Citing chapter and verse of ‘CAATSA’ and ‘PEESA’, two US sanctions acts on the case, “as amended” in recent months, these were “powerful tools to help advance US government policy,” the spokesperson added.
Fortuna is a Russian ship which began laying pipes on a 120-km segment of Nord Stream 2 in Danish waters in the Baltic Sea last Saturday.
It stepped in after US pressure saw Swiss pipe-laying firm Allseas walk away last year.
Nord Stream 2 also needs technical and safety certificates from a company that is recognised by the Danish Environmental Protection Agency.
A Norwegian firm, DNV GL, was doing it, but also walked away.
And some legal experts, such as Alan Riley, from the Atlantic Council, a US think-tank, believe Russia will find it harder finding a replacement for DNV GL than it did for Allseas.
It will be “very difficult” to find a firm that is both happy to be hit by US sanctions and that would “pass muster with the Danes”, Riley said.
The tough US line comes despite German appeals to the new administration of president Joe Biden to drop objections.
German chancellor Angela Merkel has raised the subject on the phone with Biden, an EU source said.
German president Frank-Walter Steinmeier has also said Nord Stream 2 should go ahead despite what the EU sees as Russia’s return to the “merciless” politics of Soviet times, in a recent statement by EU top diplomat Josep Borrell.
Steinmeier said, on Tuesday, that Germany owed Russia Nord Stream 2 as reparation for Nazi crimes in World War 2.
The state department declined to comment on that directly.
But Dan Fried, a retired senior US diplomat, earlier said it was “bad history trying to cover bad policy” in a sign of what the White House might have thought.
“Ukrainians, Poles, Balts may have something to say about this inflammatory argument. Why is Germany raising the stakes by digging in?,” Fried said.
Bad history
It was “bad history” because the worst Nazi atrocities took place in what is today Ukraine, which would be the main victim of Nord Stream 2.
And the state department explained what Fried meant by “bad policy”.
“As president Biden made clear, the Nord Stream 2 pipeline is a bad deal,” the state department told EUobserver on Thursday.
“Nord Stream 2 divides Europe, exposes Ukraine and central Europe to Russian manipulation, and goes against Europe’s stated energy security goals,” the US spokesperson said.

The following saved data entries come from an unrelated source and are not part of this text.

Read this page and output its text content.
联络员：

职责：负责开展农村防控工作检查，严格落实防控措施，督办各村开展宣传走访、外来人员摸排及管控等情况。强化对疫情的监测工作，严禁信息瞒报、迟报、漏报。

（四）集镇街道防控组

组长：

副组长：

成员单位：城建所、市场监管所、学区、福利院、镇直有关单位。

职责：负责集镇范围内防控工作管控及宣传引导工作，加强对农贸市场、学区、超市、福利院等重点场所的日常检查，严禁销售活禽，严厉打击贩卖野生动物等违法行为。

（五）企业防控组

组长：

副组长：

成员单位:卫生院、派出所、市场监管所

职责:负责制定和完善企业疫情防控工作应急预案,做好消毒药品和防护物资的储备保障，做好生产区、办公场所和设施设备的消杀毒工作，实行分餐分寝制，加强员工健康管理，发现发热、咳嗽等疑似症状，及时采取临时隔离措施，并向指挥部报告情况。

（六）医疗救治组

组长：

“Nord Stream 2 and the second line of TurkStream are designed to increase Russia’s leverage over allies and partners and undermine transatlantic security,” the spokesperson also said, referring to a second Russian gas pipeline to the EU via Turkey.
Nord Stream 2 and TurkStream both bypass Ukraine’s EU-gas transit system.
They raise the risk Russia could expand its war in east Ukraine after they are built, the Ukrainian military fears.
And Nord Stream 2 enables Russia to cut off gas to Poland and the Baltic states for political reasons.
For its part, the European Commission also warned Nord Stream 2 would make the EU more dependent on Russian gas on Thursday.
But in stark contrast to the US sanctions, it said it had no legal means to stop the €10bn juggernaut .
“Nord Stream 2 is a project of several private firms and we cannot prevent that if the German government agrees with going ahead,” an EU spokeswoman said.